ギリシャで23日、大規模な森林火災が発生し、少なくとも49人が死亡した。過去10年以上で最も深刻な火災被害を受け、ギリシャ当局は国際支援を要請した。

地元当局者によると、アテネの北東40キロにある海沿いの観光地マティの1カ所で26人の遺体が見つかったと明らかにした。最も甚大な被害が生じているのがマティだという。

消防隊は死者数が少なくとも49人に上っているとし、犠牲者の多くが子供だとみられると述べた。かかってくる緊急電話の多くは、行方不明者の捜索を求めるものだという。

ビーチから人々を避難させるため、ボートやヘリコプターが使われている。当局者によると、森林火災からボートで避難した観光客10人を探しているという。

火災が起きている首都アテネの近郊では、多くの住民が避難している。消防当局は数百人態勢で消火にあたっており、国際的な支援を要請している。

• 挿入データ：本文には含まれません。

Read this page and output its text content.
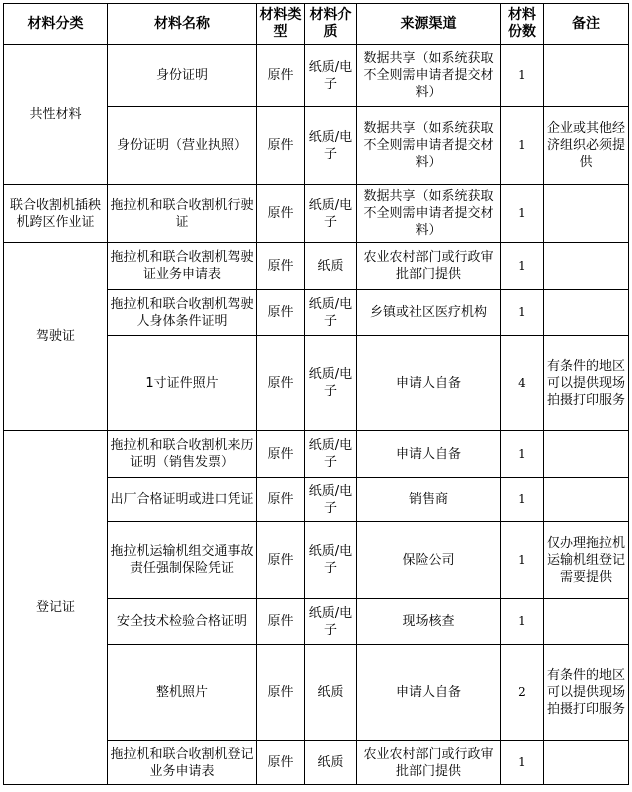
材料分类	材料名称	材料类型	材料介质	来源渠道	材料份数	备注
共性材料	身份证明	原件	纸质/电子	数据共享（如系统获取不全则需申请者提交材料）	1	
	身份证明（营业执照）	原件	纸质/电子	数据共享（如系统获取不全则需申请者提交材料）	1	企业或其他经济组织必须提供
联合收割机插秧机跨区作业证	拖拉机和联合收割机行驶证	原件	纸质/电子	数据共享（如系统获取不全则需申请者提交材料）	1	
驾驶证	拖拉机和联合收割机驾驶证业务申请表	原件	纸质	农业农村部门或行政审批部门提供	1	
	拖拉机和联合收割机驾驶人身体条件证明	原件	纸质/电子	乡镇或社区医疗机构	1	
	1寸证件照片	原件	纸质/电子	申请人自备	4	有条件的地区可以提供现场拍摄打印服务
登记证	拖拉机和联合收割机来历证明（销售发票）	原件	纸质/电子	申请人自备	1	
	出厂合格证明或进口凭证	原件	纸质/电子	销售商	1	
	拖拉机运输机组交通事故责任强制保险凭证	原件	纸质/电子	保险公司	1	仅办理拖拉机运输机组登记需要提供
	安全技术检验合格证明	原件	纸质/电子	现场核查	1	
	整机照片	原件	纸质	申请人自备	2	有条件的地区可以提供现场拍摄打印服务
	拖拉机和联合收割机登记业务申请表	原件	纸质	农业农村部门或行政审批部门提供	1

ギリシャのアレクシス・ツィプラス首相は報道陣に対し、「火災を制御するため、可能な限り全力を尽くす」と述べた。

Image caption マティ(Mati)と首都アテネ(Athens)の位置

死者のほとんどはで火災に巻き込まれ、家の中、あるいは車の中で死亡したという。

カメラマンのパンテリス・サイタス氏は国営アテネ・マケドニア通信に対し、黒こげになった遺体が見つかった場所は海岸からわずか15メートルの位置だったと語った。

「この人たちは海の中に逃げ込もうとしていただろうが、炎にのみ込まれてしまった可能性が高い」とサイタス氏は話した。

この地域では、少なくとも150人が負傷した。

マティにいて遭難を逃れたコスタス・ラガノス氏は、「幸い海に入って、逃げられた。炎は水際まで追ってきていた」と語った。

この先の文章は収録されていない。